NEW YORK ( Real Money) -- Not enough pipe. Not enough refinery space. Too much oil. That's the story of the Permian oil field, where production has increased as astounding 400,000 barrels a day in the last two years.
That's caused a discount to the already-discounted West Texas Intermediate price. How big is it? Right now, West Texas is selling for a discount of $10 to Brent -- $98 vs. $108 -- and then Permian is selling at an additional $8 decline to the $98 price as Permian producers duke it out for pipeline space and take discounts galore to do so.
That's behind the remarkable resurgence of the refiners as the ones on the Gulf are buying $90 oil and then selling that refined product for the world price, making a killing in the process.
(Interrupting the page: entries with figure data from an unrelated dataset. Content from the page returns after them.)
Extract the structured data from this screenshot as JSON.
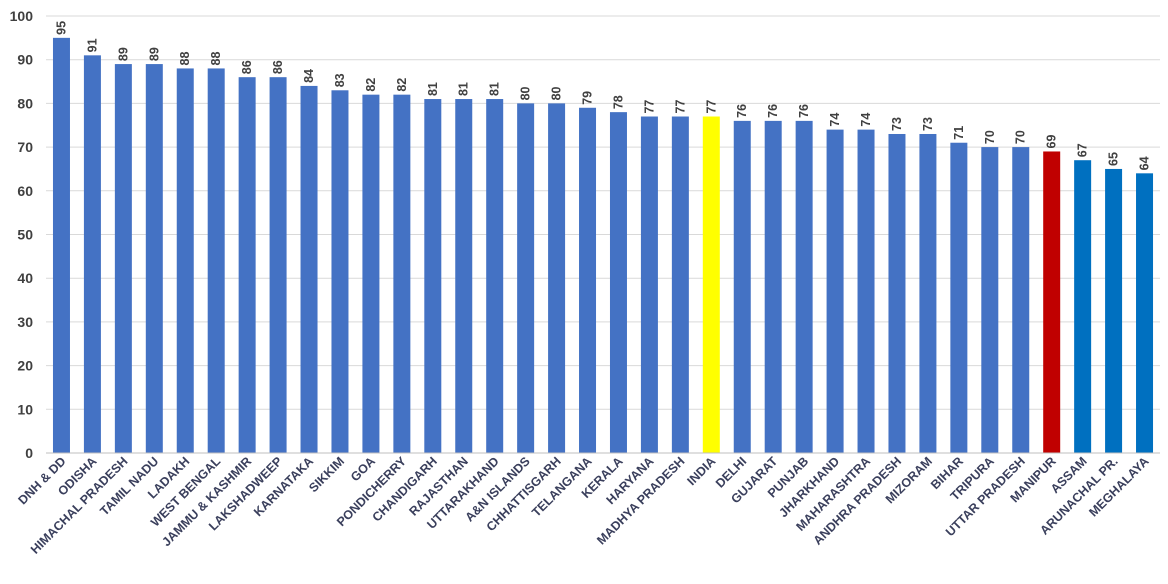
{
  "chart_data": {
    "type": "bar",
    "title": "",
    "xlabel": "",
    "ylabel": "",
    "ylim": [
      0,
      100
    ],
    "yticks": [
      0,
      10,
      20,
      30,
      40,
      50,
      60,
      70,
      80,
      90,
      100
    ],
    "grid": true,
    "legend": "none",
    "categories": [
      "DNH & DD",
      "ODISHA",
      "HIMACHAL PRADESH",
      "TAMIL NADU",
      "LADAKH",
      "WEST BENGAL",
      "JAMMU & KASHMIR",
      "LAKSHADWEEP",
      "KARNATAKA",
      "SIKKIM",
      "GOA",
      "PONDICHERRY",
      "CHANDIGARH",
      "RAJASTHAN",
      "UTTARAKHAND",
      "A&N ISLANDS",
      "CHHATTISGARH",
      "TELANGANA",
      "KERALA",
      "HARYANA",
      "MADHYA PRADESH",
      "INDIA",
      "DELHI",
      "GUJARAT",
      "PUNJAB",
      "JHARKHAND",
      "MAHARASHTRA",
      "ANDHRA PRADESH",
      "MIZORAM",
      "BIHAR",
      "TRIPURA",
      "UTTAR PRADESH",
      "MANIPUR",
      "ASSAM",
      "ARUNACHAL PR.",
      "MEGHALAYA"
    ],
    "values": [
      95,
      91,
      89,
      89,
      88,
      88,
      86,
      86,
      84,
      83,
      82,
      82,
      81,
      81,
      81,
      80,
      80,
      79,
      78,
      77,
      77,
      77,
      76,
      76,
      76,
      74,
      74,
      73,
      73,
      71,
      70,
      70,
      69,
      67,
      65,
      64
    ],
    "colors": {
      "default": "#4472c4",
      "INDIA": "#ffff00",
      "MANIPUR": "#c00000",
      "ASSAM": "#0070c0",
      "ARUNACHAL PR.": "#0070c0",
      "MEGHALAYA": "#0070c0"
    },
    "gridline_color": "#d9d9d9",
    "axis_color": "#bfbfbf"
  }
}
It's this glut of Permian oil that's causing the margins to expand at a breathtaking pace and it is unlikely to reverse itself any time soon.
Dan Dicker and I had a good sit down about the price differential in a video, but what you need to know is that, according to RBN Energy, the source I use for all things energy in this country, the discount is not going to go away any time soon. In fact, it should get worse before it gets better because the oil is being pumped in increasing amounts, and new pipe that can help alleviate the space constraints won't be available until at least June. That means three more months of wide spreads and three more months of outsize profits for Alon USA Energy (ALJ), Marathon Petroleum (MPC) and HollyFrontier (HFC), all of whom reside at the other end of the pipe from the Permian.